Yes, home education has always been a choice, but seeing as many have been pushing for schools to not off-roll and screw over the most vulnerable students well before COVID (especially for those in exam years), I don't think encouraging parents with children who are more vulnerable to COVID to just leave is a good thing to be doing, it goes against years of work for the opposite. I think there needs to be more pressure for the funding and resources for schools to do this right.
Pretty sure some of the other countries used as examples have far stronger unions than here and have many things that teachers and parents have been asking for.
The ideas that years groups aren't mixing made me laugh. Yeah - that's the ideal, but when a school has 1 bike rack area, guess what happens? When you've a school that's already had to take on 30-60+ extra students per year group because they were meant to be a larger building last year but are still stuck in a temporary office one that was never meant to hold this many people - guess what happens even with the best will and rules in the world? Said school has talked about pretty much shrinking break times as much as possible when they go back because they can't manage social distancing in the building they're in with the staff they have and there is no funding for any other option but shrinking the school day. If they could get support for a rota system and funding for some additional measures, I think there would be a lot of benefits.

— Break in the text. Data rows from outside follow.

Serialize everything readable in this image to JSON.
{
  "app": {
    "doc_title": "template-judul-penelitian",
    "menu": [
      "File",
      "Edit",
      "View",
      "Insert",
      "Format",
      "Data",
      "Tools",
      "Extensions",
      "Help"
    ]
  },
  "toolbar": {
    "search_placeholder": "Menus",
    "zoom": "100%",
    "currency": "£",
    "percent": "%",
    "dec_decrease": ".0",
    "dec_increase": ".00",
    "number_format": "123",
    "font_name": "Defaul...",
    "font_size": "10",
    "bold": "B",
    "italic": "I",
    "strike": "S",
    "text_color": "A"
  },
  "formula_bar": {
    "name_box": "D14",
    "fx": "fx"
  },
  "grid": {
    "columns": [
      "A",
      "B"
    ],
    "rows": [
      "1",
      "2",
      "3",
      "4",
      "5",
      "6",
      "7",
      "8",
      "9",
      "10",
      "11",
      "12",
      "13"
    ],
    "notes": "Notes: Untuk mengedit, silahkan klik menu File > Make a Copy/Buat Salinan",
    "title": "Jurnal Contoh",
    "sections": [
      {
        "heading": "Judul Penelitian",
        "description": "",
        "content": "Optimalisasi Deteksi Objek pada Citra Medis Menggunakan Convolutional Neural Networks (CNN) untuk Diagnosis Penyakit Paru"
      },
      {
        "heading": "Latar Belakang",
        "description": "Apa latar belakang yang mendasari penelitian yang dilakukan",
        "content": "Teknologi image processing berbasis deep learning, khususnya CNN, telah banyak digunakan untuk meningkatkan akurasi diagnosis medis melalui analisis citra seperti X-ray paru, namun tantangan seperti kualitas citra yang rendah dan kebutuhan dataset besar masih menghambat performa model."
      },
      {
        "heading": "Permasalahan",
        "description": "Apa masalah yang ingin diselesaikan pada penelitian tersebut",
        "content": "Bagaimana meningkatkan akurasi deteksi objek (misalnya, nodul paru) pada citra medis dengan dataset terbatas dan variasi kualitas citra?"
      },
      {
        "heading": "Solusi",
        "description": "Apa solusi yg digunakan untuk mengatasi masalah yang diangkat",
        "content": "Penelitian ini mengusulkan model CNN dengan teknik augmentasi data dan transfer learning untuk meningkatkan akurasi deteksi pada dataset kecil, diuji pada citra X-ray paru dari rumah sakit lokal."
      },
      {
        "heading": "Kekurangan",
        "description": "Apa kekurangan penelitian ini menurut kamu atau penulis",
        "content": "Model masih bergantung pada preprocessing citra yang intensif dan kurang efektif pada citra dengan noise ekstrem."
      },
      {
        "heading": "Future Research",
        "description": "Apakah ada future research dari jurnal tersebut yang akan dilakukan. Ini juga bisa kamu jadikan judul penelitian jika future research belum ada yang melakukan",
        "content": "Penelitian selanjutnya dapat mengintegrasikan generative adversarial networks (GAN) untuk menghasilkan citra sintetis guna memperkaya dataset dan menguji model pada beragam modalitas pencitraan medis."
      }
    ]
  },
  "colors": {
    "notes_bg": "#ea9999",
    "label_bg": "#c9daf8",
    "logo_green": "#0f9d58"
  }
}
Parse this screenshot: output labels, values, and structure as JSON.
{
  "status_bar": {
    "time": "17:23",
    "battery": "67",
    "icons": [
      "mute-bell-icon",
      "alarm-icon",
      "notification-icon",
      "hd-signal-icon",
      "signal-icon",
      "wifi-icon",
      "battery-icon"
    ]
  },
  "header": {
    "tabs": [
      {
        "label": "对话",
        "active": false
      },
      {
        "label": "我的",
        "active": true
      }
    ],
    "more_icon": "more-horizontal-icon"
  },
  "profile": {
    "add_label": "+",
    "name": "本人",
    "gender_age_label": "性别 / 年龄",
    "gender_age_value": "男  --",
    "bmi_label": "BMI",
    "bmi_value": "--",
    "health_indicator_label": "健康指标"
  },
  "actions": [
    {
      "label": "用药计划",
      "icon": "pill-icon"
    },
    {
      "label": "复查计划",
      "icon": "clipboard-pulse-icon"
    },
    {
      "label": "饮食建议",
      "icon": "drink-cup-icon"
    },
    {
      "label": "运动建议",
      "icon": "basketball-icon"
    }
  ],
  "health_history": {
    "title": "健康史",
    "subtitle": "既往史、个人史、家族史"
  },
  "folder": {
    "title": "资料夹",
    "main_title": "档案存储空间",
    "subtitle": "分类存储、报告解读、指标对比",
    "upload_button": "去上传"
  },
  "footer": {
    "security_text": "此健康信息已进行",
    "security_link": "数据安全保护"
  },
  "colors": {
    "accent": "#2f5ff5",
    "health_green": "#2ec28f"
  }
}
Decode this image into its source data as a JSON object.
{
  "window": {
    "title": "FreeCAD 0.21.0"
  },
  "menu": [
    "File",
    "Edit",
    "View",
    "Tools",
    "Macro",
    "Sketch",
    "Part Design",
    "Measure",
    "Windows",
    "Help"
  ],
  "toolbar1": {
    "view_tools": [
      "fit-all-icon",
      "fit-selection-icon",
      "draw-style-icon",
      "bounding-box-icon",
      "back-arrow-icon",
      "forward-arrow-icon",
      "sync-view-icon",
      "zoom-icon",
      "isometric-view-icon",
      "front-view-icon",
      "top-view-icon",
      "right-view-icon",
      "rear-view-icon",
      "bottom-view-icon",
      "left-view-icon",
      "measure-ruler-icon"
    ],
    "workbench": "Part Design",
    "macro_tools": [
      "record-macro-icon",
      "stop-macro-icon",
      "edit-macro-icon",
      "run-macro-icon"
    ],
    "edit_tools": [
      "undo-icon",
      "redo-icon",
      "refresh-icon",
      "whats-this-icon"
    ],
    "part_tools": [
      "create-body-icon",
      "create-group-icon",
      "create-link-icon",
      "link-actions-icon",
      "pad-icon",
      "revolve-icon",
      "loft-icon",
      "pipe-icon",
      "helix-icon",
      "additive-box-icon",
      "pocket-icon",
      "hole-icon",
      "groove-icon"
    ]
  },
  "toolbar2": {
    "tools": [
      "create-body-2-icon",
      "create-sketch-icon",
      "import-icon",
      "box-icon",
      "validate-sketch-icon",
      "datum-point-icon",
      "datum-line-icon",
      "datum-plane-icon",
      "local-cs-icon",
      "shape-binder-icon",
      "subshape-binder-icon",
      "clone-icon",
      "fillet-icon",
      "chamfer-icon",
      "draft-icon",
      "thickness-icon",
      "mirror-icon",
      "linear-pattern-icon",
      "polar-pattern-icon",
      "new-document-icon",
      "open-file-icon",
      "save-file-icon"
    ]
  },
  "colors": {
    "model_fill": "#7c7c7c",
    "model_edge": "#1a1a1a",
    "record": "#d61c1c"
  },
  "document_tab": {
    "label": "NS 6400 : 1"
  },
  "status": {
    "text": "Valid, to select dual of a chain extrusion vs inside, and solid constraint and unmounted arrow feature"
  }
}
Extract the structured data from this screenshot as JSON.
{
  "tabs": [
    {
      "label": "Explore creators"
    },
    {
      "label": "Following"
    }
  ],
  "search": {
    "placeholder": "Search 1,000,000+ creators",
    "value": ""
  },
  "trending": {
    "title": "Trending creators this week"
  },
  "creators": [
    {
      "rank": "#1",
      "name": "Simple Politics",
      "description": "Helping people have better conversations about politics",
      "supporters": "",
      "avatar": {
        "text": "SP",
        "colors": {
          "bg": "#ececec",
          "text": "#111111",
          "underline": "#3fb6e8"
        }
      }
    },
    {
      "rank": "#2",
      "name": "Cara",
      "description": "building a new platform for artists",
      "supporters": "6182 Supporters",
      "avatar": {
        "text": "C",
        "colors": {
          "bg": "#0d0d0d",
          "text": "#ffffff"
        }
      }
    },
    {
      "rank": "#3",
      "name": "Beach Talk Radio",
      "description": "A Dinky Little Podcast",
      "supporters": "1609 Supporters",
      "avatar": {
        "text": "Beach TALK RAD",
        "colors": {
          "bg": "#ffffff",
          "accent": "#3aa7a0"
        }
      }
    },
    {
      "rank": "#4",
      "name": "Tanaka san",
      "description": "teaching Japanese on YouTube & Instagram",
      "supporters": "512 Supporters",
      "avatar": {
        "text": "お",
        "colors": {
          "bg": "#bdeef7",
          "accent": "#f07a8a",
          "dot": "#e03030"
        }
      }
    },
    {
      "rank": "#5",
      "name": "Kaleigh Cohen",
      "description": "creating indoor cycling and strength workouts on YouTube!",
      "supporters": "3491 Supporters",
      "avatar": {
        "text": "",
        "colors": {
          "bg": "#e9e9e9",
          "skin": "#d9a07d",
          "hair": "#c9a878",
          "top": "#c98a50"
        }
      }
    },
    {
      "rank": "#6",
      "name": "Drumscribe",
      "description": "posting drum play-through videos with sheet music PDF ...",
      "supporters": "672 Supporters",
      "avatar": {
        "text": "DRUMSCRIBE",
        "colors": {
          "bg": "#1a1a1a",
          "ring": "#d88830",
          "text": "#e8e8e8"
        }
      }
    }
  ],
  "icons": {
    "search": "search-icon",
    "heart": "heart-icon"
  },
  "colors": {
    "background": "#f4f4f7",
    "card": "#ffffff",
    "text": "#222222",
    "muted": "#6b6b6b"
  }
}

Making blanket statements isn't going to help - yes in many areas the NHS capacity has improved, but I'm in an area where we go from fine to not fine really fast largely because we've had so many hospitals closed in recent years that our last one standing is having to be used for a far larger area.
I was in a local meeting for public health recently specially about schools (though I'm still waiting on some of the datasets so I can't really contextualize some of it). It was really noticeable some settings had done far better than others - guess what, the poorer areas with poorer buildings with way too many students for the space were fucked last year. There may less risks due to the vaccine, but without any additional measures, they're still the most likely to be fucked.
I've no intent on keeping off my children who are school- and college- educated - even beyond my own desires for them to go back, they're all big enough that I couldn't even if I wanted to if they disagreed and, but when I've one child who is lucky enough to be in a place that has everything in place (but means he'll end up with far fewer GCSEs) and two others who aren't, it's does become a bit personal when the children and staff in my black hole area are getting shafted and blanket statements that schools have all the things aren't going to help any of those who with current resources can't to do that.
We have to be honest that we're taking more risks than countries we're hoping to be like because the government is putting less into supporting schools do this well rather than using the exceptional schools as a way to beat the schools doing less well and parents who are concerned. Yes, they can home educate, but that doesn't actually make anything better, it just adds onto the problems already there for home educated children and young people, both those who do it by choice and those who are stuck without suitable provisions.